OK, so the “Black Eagle” in question isn’t actually a bird. It’s a man, aged 51, who goes around wearing a headdress resembling a large black raptor. He’s quickly become the baseball club’s most prominent fan, and his support for the team – “interspecies,” though it may be – appears to work wonders. In five of the six matches at which he’s appeared, the team has won.

So who is this mysterious man? Unfortunately, Kurowashi-san, as he’s known (“Mr. Black Eagle”), is not much of a talker. When questioned, he limits his responses to phrases scrawled in a notebook he carries with him in a plastic bag. And even then he doesn’t say much. When asked what he likes about baseball he answers simply, “home runs.”

With his resplendent headpiece and steely gaze, Kurowashi-san has quickly become a fan favourite at Kobo Stadium.
With his resplendent headpiece and steely gaze, Kurowashi-san has quickly become a fan favourite at Kobo Stadium.

Such reticence has some suspecting that he actually doesn’t know much about baseball – a suspicion strengthened by his stone-faced reaction to pretty much everything that happens on the field, except of course home runs, which he celebrates by standing up ramrod straight and waving his Rakuten Eagles flag.

He also appears to like peanuts.

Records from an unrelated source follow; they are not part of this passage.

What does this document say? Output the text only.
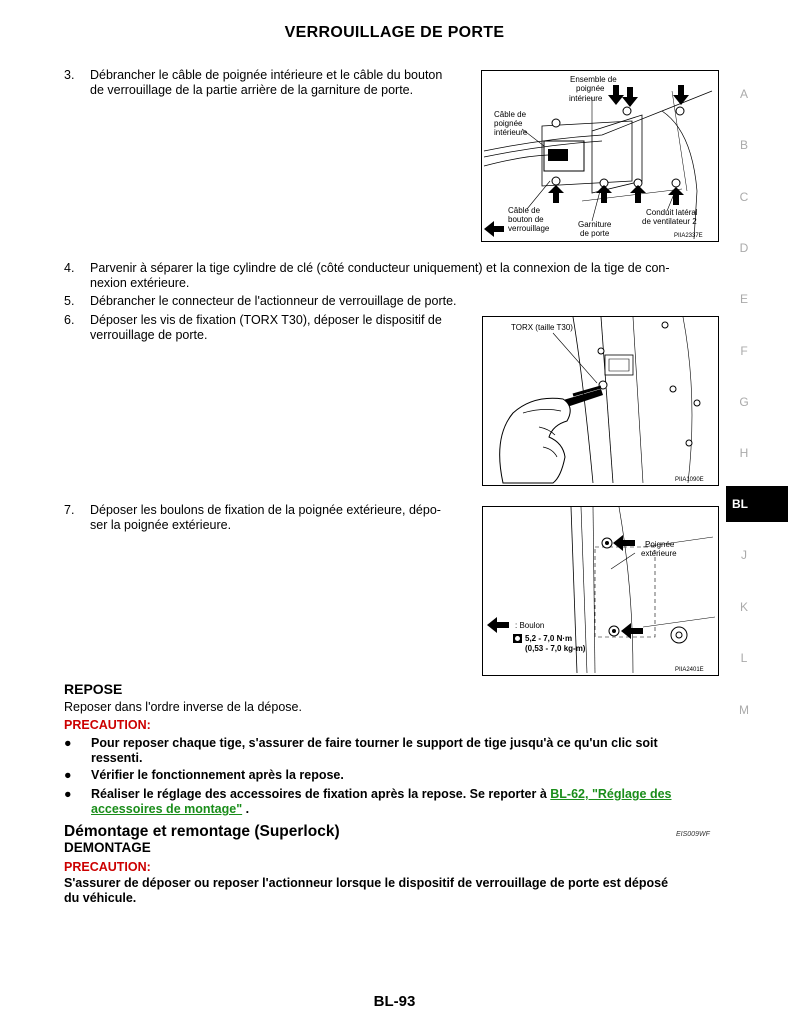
VERROUILLAGE DE PORTE
3. Débrancher le câble de poignée intérieure et le câble du bouton
de verrouillage de la partie arrière de la garniture de porte.
Ensemble de
poignée
intérieure
Câble de
poignée
intérieure
Câble de
bouton de
verrouillage	Garniture
de porte
Conduit latéral
de ventilateur 2
PIIA2337E
4. Parvenir à séparer la tige cylindre de clé (côté conducteur uniquement) et la connexion de la tige de con-
nexion extérieure.
5. Débrancher le connecteur de l'actionneur de verrouillage de porte.
6. Déposer les vis de fixation (TORX T30), déposer le dispositif de
verrouillage de porte.
TORX (taille T30)
PIIA1090E
7. Déposer les boulons de fixation de la poignée extérieure, dépo-
ser la poignée extérieure.
Poignée
extérieure
: Boulon
5,2 - 7,0 N·m
(0,53 - 7,0 kg-m)
PIIA2401E
A
B
C
D
E
F
G
H
J
K
L
M
BL
REPOSE
Reposer dans l'ordre inverse de la dépose.
PRECAUTION:
● Pour reposer chaque tige, s'assurer de faire tourner le support de tige jusqu'à ce qu'un clic soit
ressenti.
● Vérifier le fonctionnement après la repose.
● Réaliser le réglage des accessoires de fixation après la repose. Se reporter à BL-62, "Réglage des
accessoires de montage" .
Démontage et remontage (Superlock)	EIS009WF
DEMONTAGE
PRECAUTION:
S'assurer de déposer ou reposer l'actionneur lorsque le dispositif de verrouillage de porte est déposé
du véhicule.
BL-93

There are reports of several occasions when they’ve been confiscated as he tried to smuggle them into the stadium in a plastic shopping bag (fans aren’t supposed to bring in food). Even this indignity doesn’t arouse much of a reaction, though.

Why the 9604 jersey-number? Spoken out loud, 9-6-0-4 sounds similar to the word "Kurowashi" in Japanese.
Why the 9604 jersey-number? Spoken out loud, 9-6-0-4 sounds similar to the word “Kurowashi” in Japanese.

Nevertheless, with his resplendent black eagle headdress, he can’t help but attract attention, and fellow fans now routinely report sightings of him on social media. He’s generous with accepting selfies too, though not with smiles. In most photos of him online he exhibits the same deadpan look.

Kurowashi-san’s popularity prompted the Rakuten Eagles in May to anoint him as an official team mascot for so-called “Black Eagle Days,” special home ground match days for which the team dons its black third jersey. Kurowashi-san accepted the honor with appropriate gravity, promptly printing himself a business card: “Kurowashi, Official Character, Tohoku Rakuten Golden Eagles,” it says. He now happily hands it out to fans.

Readers keen to get acquainted for themselves with the Rakuten Eagles’ most enigmatic fan should note two dates in their calendar: Aug 6 and 20, the next two Black Eagle Days. Given Kurowashi-san’s track record, you can probably look forward to an Eagles’ victory, too. Just don’t expect Kurowashi-san to get excited about it. Unless of course someone hits a home run.